A HuggingFace Project Is Ranking the AI Rankers

Someone on HuggingFace has built a leaderboard for AI leaderboards. It sounds like a punchline, but MAYA-AI/all-leaderboard is a real project — and a reasonably useful one.

The setup comes from a user called mayafree, operating under the MAYA-AI organization. The idea is to skip the expert committees and just track what the research community actually engages with. Two signals determine rankings: HuggingFace's live trending scores and cumulative likes. No editorial curation, no institutional backing. If researchers are using a benchmark and upvoting it, it floats up.

The collection covers the established names — Open LLM Leaderboard, Chatbot Arena, MTEB, BigCodeBench — alongside a number of newer entrants. FINAL Bench is the most ambitious of the newcomers, claiming AGI-level evaluation across 100 tasks in 15 domains; it recently hit the global top 5 in HuggingFace dataset rankings. Smol AI WorldCup runs tournament-format competitions specifically for models under 8 billion parameters, which reflects where a lot of practical development attention has shifted. ALL Bench takes a different approach, aggregating results across multiple frameworks into one ranking — explicitly to make it harder for developers to overfit to any single standard.

The interface is straightforward. Sort by trending to see what's gaining traction now, or by likes to see what has held up over time. Nine domain filters let you narrow things down to whatever evaluation area you actually care about. Every listed leaderboard shows its rank within the collection and its real-time position in the broader HuggingFace Spaces ecosystem.
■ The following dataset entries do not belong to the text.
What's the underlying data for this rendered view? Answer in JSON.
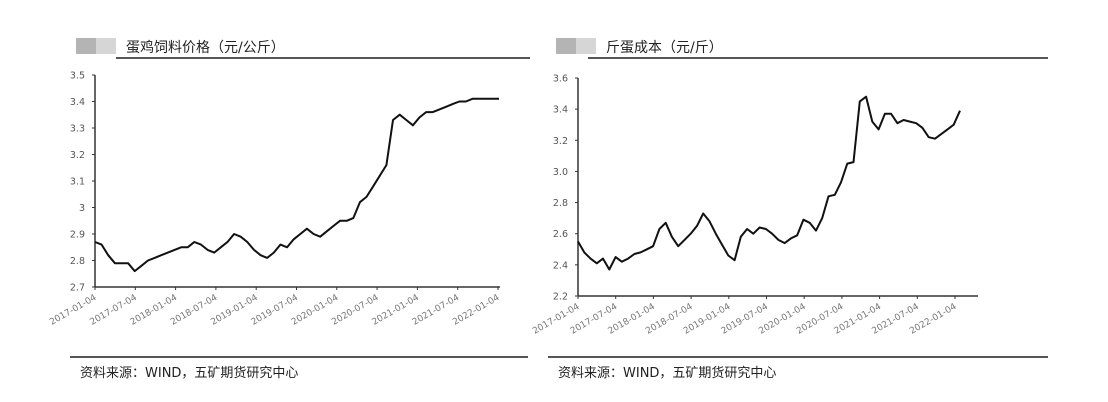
{
  "chart_data": [
    {
      "type": "line",
      "title": "蛋鸡饲料价格（元/公斤）",
      "xlabel": "",
      "ylabel": "",
      "ylim": [
        2.7,
        3.5
      ],
      "yticks": [
        "2.7",
        "2.8",
        "2.9",
        "3",
        "3.1",
        "3.2",
        "3.3",
        "3.4",
        "3.5"
      ],
      "xticks": [
        "2017-01-04",
        "2017-07-04",
        "2018-01-04",
        "2018-07-04",
        "2019-01-04",
        "2019-07-04",
        "2020-01-04",
        "2020-07-04",
        "2021-01-04",
        "2021-07-04",
        "2022-01-04"
      ],
      "grid": false,
      "legend": null,
      "series": [
        {
          "name": "蛋鸡饲料价格",
          "x": [
            "2017-01",
            "2017-02",
            "2017-03",
            "2017-04",
            "2017-05",
            "2017-06",
            "2017-07",
            "2017-08",
            "2017-09",
            "2017-10",
            "2017-11",
            "2017-12",
            "2018-01",
            "2018-02",
            "2018-03",
            "2018-04",
            "2018-05",
            "2018-06",
            "2018-07",
            "2018-08",
            "2018-09",
            "2018-10",
            "2018-11",
            "2018-12",
            "2019-01",
            "2019-02",
            "2019-03",
            "2019-04",
            "2019-05",
            "2019-06",
            "2019-07",
            "2019-08",
            "2019-09",
            "2019-10",
            "2019-11",
            "2019-12",
            "2020-01",
            "2020-02",
            "2020-03",
            "2020-04",
            "2020-05",
            "2020-06",
            "2020-07",
            "2020-08",
            "2020-09",
            "2020-10",
            "2020-11",
            "2020-12",
            "2021-01",
            "2021-02",
            "2021-03",
            "2021-04",
            "2021-05",
            "2021-06",
            "2021-07",
            "2021-08",
            "2021-09",
            "2021-10",
            "2021-11",
            "2021-12",
            "2022-01",
            "2022-02"
          ],
          "values": [
            2.87,
            2.86,
            2.82,
            2.79,
            2.79,
            2.79,
            2.76,
            2.78,
            2.8,
            2.81,
            2.82,
            2.83,
            2.84,
            2.85,
            2.85,
            2.87,
            2.86,
            2.84,
            2.83,
            2.85,
            2.87,
            2.9,
            2.89,
            2.87,
            2.84,
            2.82,
            2.81,
            2.83,
            2.86,
            2.85,
            2.88,
            2.9,
            2.92,
            2.9,
            2.89,
            2.91,
            2.93,
            2.95,
            2.95,
            2.96,
            3.02,
            3.04,
            3.08,
            3.12,
            3.16,
            3.33,
            3.35,
            3.33,
            3.31,
            3.34,
            3.36,
            3.36,
            3.37,
            3.38,
            3.39,
            3.4,
            3.4,
            3.41,
            3.41,
            3.41,
            3.41,
            3.41
          ]
        }
      ]
    },
    {
      "type": "line",
      "title": "斤蛋成本（元/斤）",
      "xlabel": "",
      "ylabel": "",
      "ylim": [
        2.2,
        3.6
      ],
      "yticks": [
        "2.2",
        "2.4",
        "2.6",
        "2.8",
        "3.0",
        "3.2",
        "3.4",
        "3.6"
      ],
      "xticks": [
        "2017-01-04",
        "2017-07-04",
        "2018-01-04",
        "2018-07-04",
        "2019-01-04",
        "2019-07-04",
        "2020-01-04",
        "2020-07-04",
        "2021-01-04",
        "2021-07-04",
        "2022-01-04"
      ],
      "grid": false,
      "legend": null,
      "series": [
        {
          "name": "斤蛋成本",
          "x": [
            "2017-01",
            "2017-02",
            "2017-03",
            "2017-04",
            "2017-05",
            "2017-06",
            "2017-07",
            "2017-08",
            "2017-09",
            "2017-10",
            "2017-11",
            "2017-12",
            "2018-01",
            "2018-02",
            "2018-03",
            "2018-04",
            "2018-05",
            "2018-06",
            "2018-07",
            "2018-08",
            "2018-09",
            "2018-10",
            "2018-11",
            "2018-12",
            "2019-01",
            "2019-02",
            "2019-03",
            "2019-04",
            "2019-05",
            "2019-06",
            "2019-07",
            "2019-08",
            "2019-09",
            "2019-10",
            "2019-11",
            "2019-12",
            "2020-01",
            "2020-02",
            "2020-03",
            "2020-04",
            "2020-05",
            "2020-06",
            "2020-07",
            "2020-08",
            "2020-09",
            "2020-10",
            "2020-11",
            "2020-12",
            "2021-01",
            "2021-02",
            "2021-03",
            "2021-04",
            "2021-05",
            "2021-06",
            "2021-07",
            "2021-08",
            "2021-09",
            "2021-10",
            "2021-11",
            "2021-12",
            "2022-01",
            "2022-02"
          ],
          "values": [
            2.55,
            2.48,
            2.44,
            2.41,
            2.44,
            2.37,
            2.45,
            2.42,
            2.44,
            2.47,
            2.48,
            2.5,
            2.52,
            2.63,
            2.67,
            2.58,
            2.52,
            2.56,
            2.6,
            2.65,
            2.73,
            2.68,
            2.6,
            2.53,
            2.46,
            2.43,
            2.58,
            2.63,
            2.6,
            2.64,
            2.63,
            2.6,
            2.56,
            2.54,
            2.57,
            2.59,
            2.69,
            2.67,
            2.62,
            2.7,
            2.84,
            2.85,
            2.93,
            3.05,
            3.06,
            3.45,
            3.48,
            3.32,
            3.27,
            3.37,
            3.37,
            3.31,
            3.33,
            3.32,
            3.31,
            3.28,
            3.22,
            3.21,
            3.24,
            3.27,
            3.3,
            3.39
          ]
        }
      ]
    }
  ],
  "panels": [
    {
      "title": "蛋鸡饲料价格（元/公斤）",
      "source": "资料来源：WIND，五矿期货研究中心",
      "yticks": [
        "2.7",
        "2.8",
        "2.9",
        "3",
        "3.1",
        "3.2",
        "3.3",
        "3.4",
        "3.5"
      ],
      "xticks": [
        "2017-01-04",
        "2017-07-04",
        "2018-01-04",
        "2018-07-04",
        "2019-01-04",
        "2019-07-04",
        "2020-01-04",
        "2020-07-04",
        "2021-01-04",
        "2021-07-04",
        "2022-01-04"
      ]
    },
    {
      "title": "斤蛋成本（元/斤）",
      "source": "资料来源：WIND，五矿期货研究中心",
      "yticks": [
        "2.2",
        "2.4",
        "2.6",
        "2.8",
        "3.0",
        "3.2",
        "3.4",
        "3.6"
      ],
      "xticks": [
        "2017-01-04",
        "2017-07-04",
        "2018-01-04",
        "2018-07-04",
        "2019-01-04",
        "2019-07-04",
        "2020-01-04",
        "2020-07-04",
        "2021-01-04",
        "2021-07-04",
        "2022-01-04"
      ]
    }
  ],
  "colors": {
    "line": "#111111",
    "axis": "#333333",
    "divider": "#555555",
    "tag_dark": "#b4b4b4",
    "tag_light": "#d6d6d6"
  }
}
None of the underlying infrastructure is novel. But the problem it's responding to is real and persistent: there are too many benchmarks, they're inconsistent, and developers routinely optimize for them in ways that hollow them out. Mayafree frames it as a question about measurement — that how we evaluate AI is as consequential as the AI itself — which is a fairly well-worn observation at this point. What's different here is the approach: making benchmark credibility a community-driven, automated signal rather than something gatekept by institutions or popular opinion among researchers on social media. Whether it becomes a genuine reference point or a curiosity depends on adoption. The infrastructure is there.